## Initial insertion of masks into the existing n5 containers

Rohit Batra generated a extracellular space masks for each dataset, which needed to be integrated into the existing \*.n5 containers. This notebook, run in mid-august of 2019, used directory operations and `zarr` to insert each mask into its n5 container and update the attributes of the mask to include the resolution metadata. 
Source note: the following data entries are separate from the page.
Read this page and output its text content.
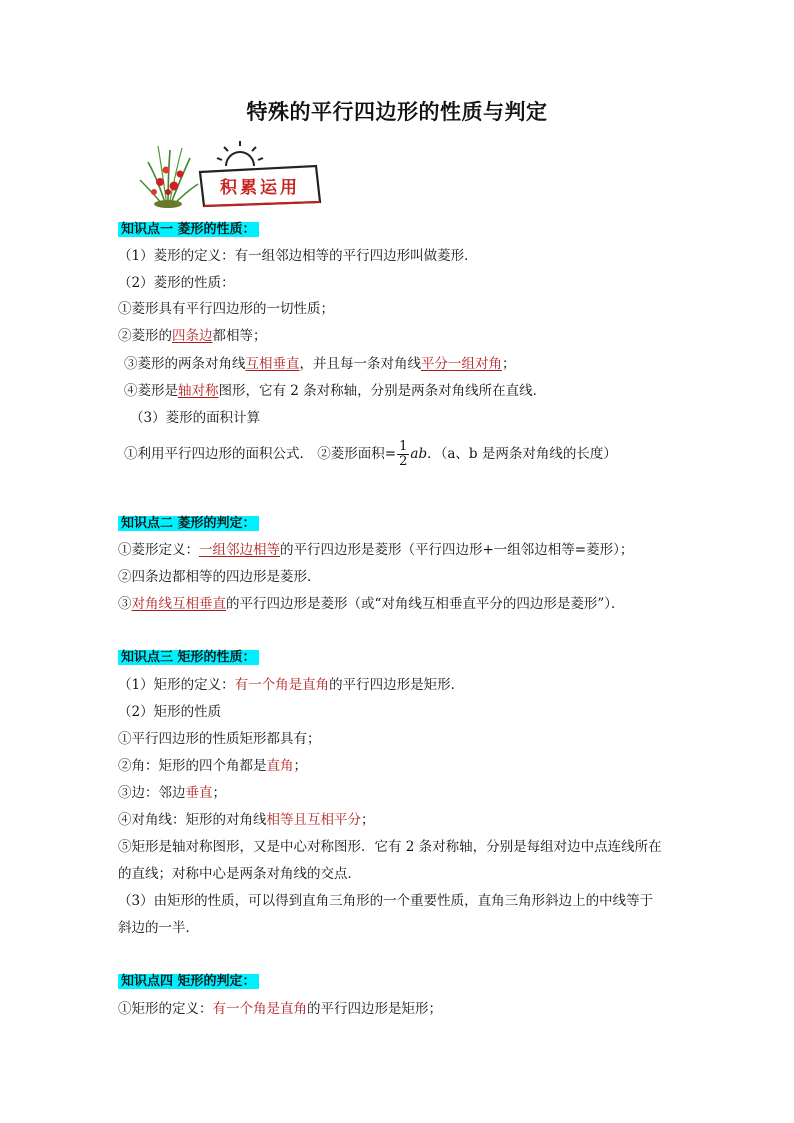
特殊的平行四边形的性质与判定
积累运用
知识点一 菱形的性质：
（1）菱形的定义：有一组邻边相等的平行四边形叫做菱形．
（2）菱形的性质：
①菱形具有平行四边形的一切性质；
②菱形的四条边都相等；
③菱形的两条对角线互相垂直，并且每一条对角线平分一组对角；
④菱形是轴对称图形，它有 2 条对称轴，分别是两条对角线所在直线．
（3）菱形的面积计算
①利用平行四边形的面积公式． ②菱形面积= $\frac{1}{2}$ ab．（a、b 是两条对角线的长度）
知识点二 菱形的判定：
①菱形定义：一组邻边相等的平行四边形是菱形（平行四边形+一组邻边相等=菱形）；
②四条边都相等的四边形是菱形．
③对角线互相垂直的平行四边形是菱形（或“对角线互相垂直平分的四边形是菱形”）．
知识点三 矩形的性质：
（1）矩形的定义：有一个角是直角的平行四边形是矩形．
（2）矩形的性质
①平行四边形的性质矩形都具有；
②角：矩形的四个角都是直角；
③边：邻边垂直；
④对角线：矩形的对角线相等且互相平分；
⑤矩形是轴对称图形，又是中心对称图形．它有 2 条对称轴，分别是每组对边中点连线所在
的直线；对称中心是两条对角线的交点．
（3）由矩形的性质，可以得到直角三角形的一个重要性质，直角三角形斜边上的中线等于
斜边的一半．
知识点四 矩形的判定：
①矩形的定义：有一个角是直角的平行四边形是矩形；
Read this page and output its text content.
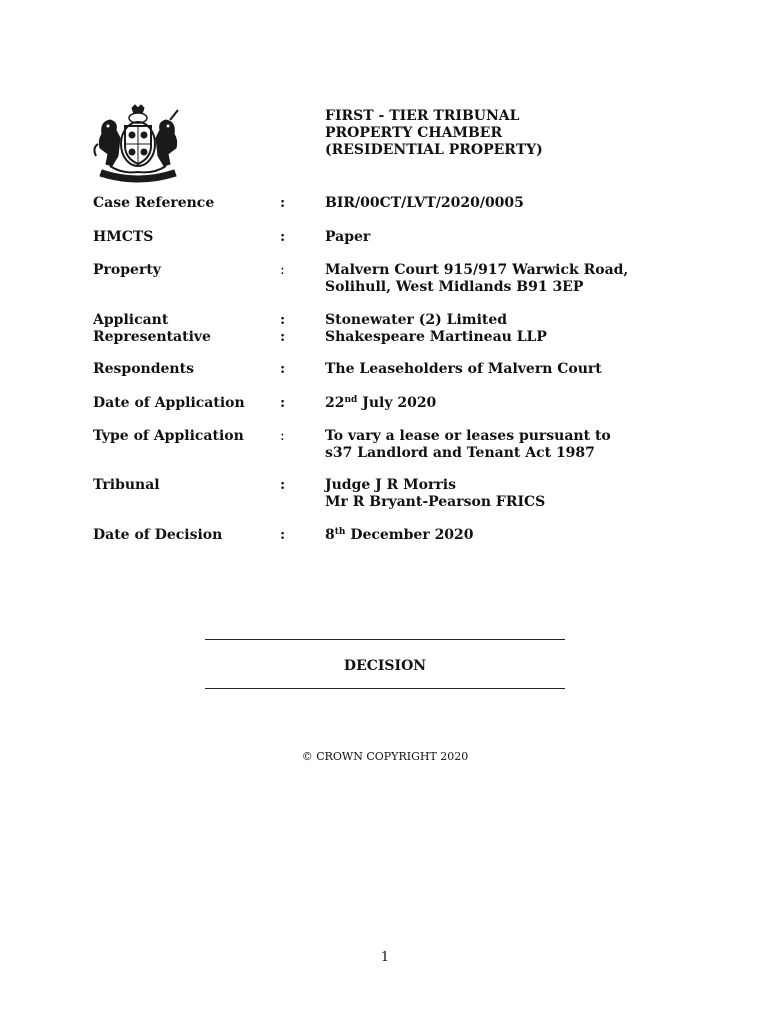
FIRST - TIER TRIBUNAL
PROPERTY CHAMBER
(RESIDENTIAL PROPERTY)
Case Reference	:	BIR/00CT/LVT/2020/0005
HMCTS	:	Paper
Property	:	Malvern Court 915/917 Warwick Road,
Solihull, West Midlands B91 3EP
Applicant	:	Stonewater (2) Limited
Representative	:	Shakespeare Martineau LLP
Respondents	:	The Leaseholders of Malvern Court
Date of Application	:	22nd July 2020
Type of Application	:	To vary a lease or leases pursuant to
s37 Landlord and Tenant Act 1987
Tribunal	:	Judge J R Morris
Mr R Bryant-Pearson FRICS
Date of Decision	:	8th December 2020
DECISION
© CROWN COPYRIGHT 2020
1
Going forward, the process of creating will target the n5 containers directly, so these operations will not be needed.

In [1]:
from pathlib import Path
from glob import glob
import zarr
def res_from_fname(path):
    import re
    p = re.compile('[0-9]x[0-9]x[0-9]')
    fname = Path(path).parts[-1]
    hit = p.findall(fname)
    if len(hit) > 0:
        res = dict(zip(('x','y','z'), map(int, hit[0].split('x'))))
    else:
        res = None
    return res

def name_from_fname(arg):    
    return Path(arg).parts[-1].split('.')[0]

def attribute_formatter(name, resolution):  
    xyz = list(resolution.values())
    resdict = dict(unit= 'nm', dimensions=xyz)
    attrdict = dict(name=name, pixelResolution=resdict)
    return attrdict

def process_fname(fname):
    resolution = res_from_fname(fname)
    if resolution is None:
        return None
    name = name_from_fname(fname)
    attrs = attribute_formatter(name, resolution)
    return attrs

In [2]:
n5s = sorted(glob('/groups/cosem/cosem/data/*/*.n5'))
n5s = [n for n in n5s if res_from_fname(n)]

In [4]:
for n5f in n5s:
    attrs = process_fname(n5f)
    zarr.open(zarr.N5Store(n5f))['/volumes/raw/'].attrs.update(attrs)

In [7]:
zarr.open(zarr.N5Store(n5s[1]))['/volumes/raw'].attrs['pixelResolution']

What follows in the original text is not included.